Rumsfeld: Balkans Still Need Peacekeeping Troops
By Gerry J. Gilmore
American Forces Press Service
THESSALONIKI, Greece, June 6, 2001 Troops will be needed for peacekeeping duties in the Balkans for the foreseeable future, said Defense Secretary Donald H. Rumsfeld here June 6.
The secretary arrived in this Aegean Sea port city June 5 to attend the Southeastern Europe Defense Ministerial with officials from Albania, Bulgaria, Croatia, Macedonia, Italy, Romania, Slovenia, Turkey and Greece. Ukraine is participating as an observer.
Rumsfeld and Greek National Defense Minister Akis Tsokhatzopoulos fielded reporters' questions at a June 6 morning press conference.
Rumsfeld replied: "Oh, certainly," when asked if he was convinced a continued need existed for peacekeeping forces in Kosovo and Bosnia. However, he added, peacekeepers shouldn't be patrolling the Balkans forever.

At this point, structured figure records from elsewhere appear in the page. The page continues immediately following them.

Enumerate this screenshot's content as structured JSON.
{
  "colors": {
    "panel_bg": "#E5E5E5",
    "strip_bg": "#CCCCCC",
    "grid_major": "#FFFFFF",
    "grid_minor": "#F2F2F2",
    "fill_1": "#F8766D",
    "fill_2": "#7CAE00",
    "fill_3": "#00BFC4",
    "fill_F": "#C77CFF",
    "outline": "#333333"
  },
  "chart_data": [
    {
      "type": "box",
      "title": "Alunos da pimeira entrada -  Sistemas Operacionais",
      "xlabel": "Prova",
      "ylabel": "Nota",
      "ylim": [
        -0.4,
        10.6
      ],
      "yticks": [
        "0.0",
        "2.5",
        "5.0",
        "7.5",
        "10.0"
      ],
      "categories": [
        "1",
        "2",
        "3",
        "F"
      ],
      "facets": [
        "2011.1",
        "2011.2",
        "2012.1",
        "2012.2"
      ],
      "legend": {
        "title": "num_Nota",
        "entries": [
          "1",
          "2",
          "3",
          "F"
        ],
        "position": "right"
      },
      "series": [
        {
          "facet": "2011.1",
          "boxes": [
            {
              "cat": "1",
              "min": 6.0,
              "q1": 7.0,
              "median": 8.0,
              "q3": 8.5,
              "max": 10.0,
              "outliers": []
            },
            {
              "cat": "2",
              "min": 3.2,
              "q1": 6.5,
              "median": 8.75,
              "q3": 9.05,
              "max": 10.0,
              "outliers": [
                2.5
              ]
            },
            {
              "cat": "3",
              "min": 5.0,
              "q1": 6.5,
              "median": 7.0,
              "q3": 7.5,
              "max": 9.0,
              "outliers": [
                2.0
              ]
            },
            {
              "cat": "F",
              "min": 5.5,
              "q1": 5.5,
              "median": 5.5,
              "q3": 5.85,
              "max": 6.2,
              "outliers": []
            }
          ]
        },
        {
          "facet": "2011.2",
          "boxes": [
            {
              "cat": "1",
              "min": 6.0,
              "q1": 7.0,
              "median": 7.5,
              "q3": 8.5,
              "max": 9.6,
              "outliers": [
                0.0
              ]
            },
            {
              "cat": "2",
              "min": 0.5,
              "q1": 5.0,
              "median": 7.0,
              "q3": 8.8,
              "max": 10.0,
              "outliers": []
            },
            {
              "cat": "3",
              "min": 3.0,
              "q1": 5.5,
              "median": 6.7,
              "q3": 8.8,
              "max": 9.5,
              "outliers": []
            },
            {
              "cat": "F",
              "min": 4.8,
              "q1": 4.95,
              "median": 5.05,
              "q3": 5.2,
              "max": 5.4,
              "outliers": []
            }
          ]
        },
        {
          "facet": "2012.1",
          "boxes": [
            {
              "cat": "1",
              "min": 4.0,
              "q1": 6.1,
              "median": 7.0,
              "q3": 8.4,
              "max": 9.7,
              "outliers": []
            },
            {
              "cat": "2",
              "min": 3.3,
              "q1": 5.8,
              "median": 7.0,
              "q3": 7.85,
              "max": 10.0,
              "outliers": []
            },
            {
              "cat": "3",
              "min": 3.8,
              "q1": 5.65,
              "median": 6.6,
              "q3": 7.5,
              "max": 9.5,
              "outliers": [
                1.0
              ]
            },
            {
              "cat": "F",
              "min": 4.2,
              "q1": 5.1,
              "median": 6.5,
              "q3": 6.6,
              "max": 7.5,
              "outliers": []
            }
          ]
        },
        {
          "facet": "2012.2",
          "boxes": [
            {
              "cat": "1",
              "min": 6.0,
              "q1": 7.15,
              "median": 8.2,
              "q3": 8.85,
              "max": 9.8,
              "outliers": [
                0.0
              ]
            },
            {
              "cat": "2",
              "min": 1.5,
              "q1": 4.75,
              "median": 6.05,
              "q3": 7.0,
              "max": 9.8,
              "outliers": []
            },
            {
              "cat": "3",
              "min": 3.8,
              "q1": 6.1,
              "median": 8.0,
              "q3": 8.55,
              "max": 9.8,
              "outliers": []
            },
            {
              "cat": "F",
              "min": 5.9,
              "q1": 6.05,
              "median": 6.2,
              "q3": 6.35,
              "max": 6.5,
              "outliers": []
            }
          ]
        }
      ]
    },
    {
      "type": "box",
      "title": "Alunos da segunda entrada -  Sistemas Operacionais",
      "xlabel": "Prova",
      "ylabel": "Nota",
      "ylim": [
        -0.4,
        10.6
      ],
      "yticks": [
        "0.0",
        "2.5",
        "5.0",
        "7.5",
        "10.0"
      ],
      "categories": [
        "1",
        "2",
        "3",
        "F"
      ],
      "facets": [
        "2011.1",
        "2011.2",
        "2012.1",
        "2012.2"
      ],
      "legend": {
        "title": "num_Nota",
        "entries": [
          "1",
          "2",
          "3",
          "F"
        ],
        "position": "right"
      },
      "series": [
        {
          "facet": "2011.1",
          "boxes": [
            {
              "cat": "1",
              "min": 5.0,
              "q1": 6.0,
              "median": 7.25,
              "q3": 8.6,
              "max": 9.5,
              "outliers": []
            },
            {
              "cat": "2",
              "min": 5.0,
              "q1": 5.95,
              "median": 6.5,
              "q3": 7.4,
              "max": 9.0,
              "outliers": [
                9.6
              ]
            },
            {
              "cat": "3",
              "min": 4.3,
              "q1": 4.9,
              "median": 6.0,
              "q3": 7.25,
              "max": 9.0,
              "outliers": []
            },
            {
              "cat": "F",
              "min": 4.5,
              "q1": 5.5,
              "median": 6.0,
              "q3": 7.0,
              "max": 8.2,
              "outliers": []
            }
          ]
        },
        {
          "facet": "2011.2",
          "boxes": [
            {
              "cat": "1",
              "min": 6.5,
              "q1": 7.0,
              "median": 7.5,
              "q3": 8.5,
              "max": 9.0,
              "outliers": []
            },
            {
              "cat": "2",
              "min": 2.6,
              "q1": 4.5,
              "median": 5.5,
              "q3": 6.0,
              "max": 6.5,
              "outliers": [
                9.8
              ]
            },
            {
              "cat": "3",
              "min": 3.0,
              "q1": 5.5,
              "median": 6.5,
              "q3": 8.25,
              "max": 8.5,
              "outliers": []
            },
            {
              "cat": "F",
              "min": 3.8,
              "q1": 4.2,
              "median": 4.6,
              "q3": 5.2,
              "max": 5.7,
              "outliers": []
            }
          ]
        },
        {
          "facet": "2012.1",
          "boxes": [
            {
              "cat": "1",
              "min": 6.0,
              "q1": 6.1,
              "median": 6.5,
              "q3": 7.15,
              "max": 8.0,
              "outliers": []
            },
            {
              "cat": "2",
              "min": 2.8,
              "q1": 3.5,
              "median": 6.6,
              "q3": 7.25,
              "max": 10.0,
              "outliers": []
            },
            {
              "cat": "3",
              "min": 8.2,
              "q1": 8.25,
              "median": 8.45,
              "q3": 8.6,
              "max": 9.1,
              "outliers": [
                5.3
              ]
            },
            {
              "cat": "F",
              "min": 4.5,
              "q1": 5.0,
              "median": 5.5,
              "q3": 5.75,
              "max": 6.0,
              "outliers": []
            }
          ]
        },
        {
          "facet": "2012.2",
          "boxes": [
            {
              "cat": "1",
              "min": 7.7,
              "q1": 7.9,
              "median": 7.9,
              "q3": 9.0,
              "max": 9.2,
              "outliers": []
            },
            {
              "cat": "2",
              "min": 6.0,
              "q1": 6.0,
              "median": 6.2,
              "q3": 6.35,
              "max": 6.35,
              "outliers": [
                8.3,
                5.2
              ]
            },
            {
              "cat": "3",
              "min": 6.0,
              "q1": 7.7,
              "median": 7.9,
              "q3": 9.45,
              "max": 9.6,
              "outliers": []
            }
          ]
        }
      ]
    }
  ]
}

"The intention of all the nations that have troops in the Balkans is that over a period of time the parties on the ground will sort through their differences in a peaceful and constructive way," he said. Presumably, they would then create a stable, durable society, he noted.
"There was no question that the SFOR (Bosnia) and KFOR (Kosovo) forces … are making a very valuable contribution to the stability in the region," Rumsfeld remarked. "Our interest is peace and stability in the region and finding ways to do it in the most effective and constructive possible way."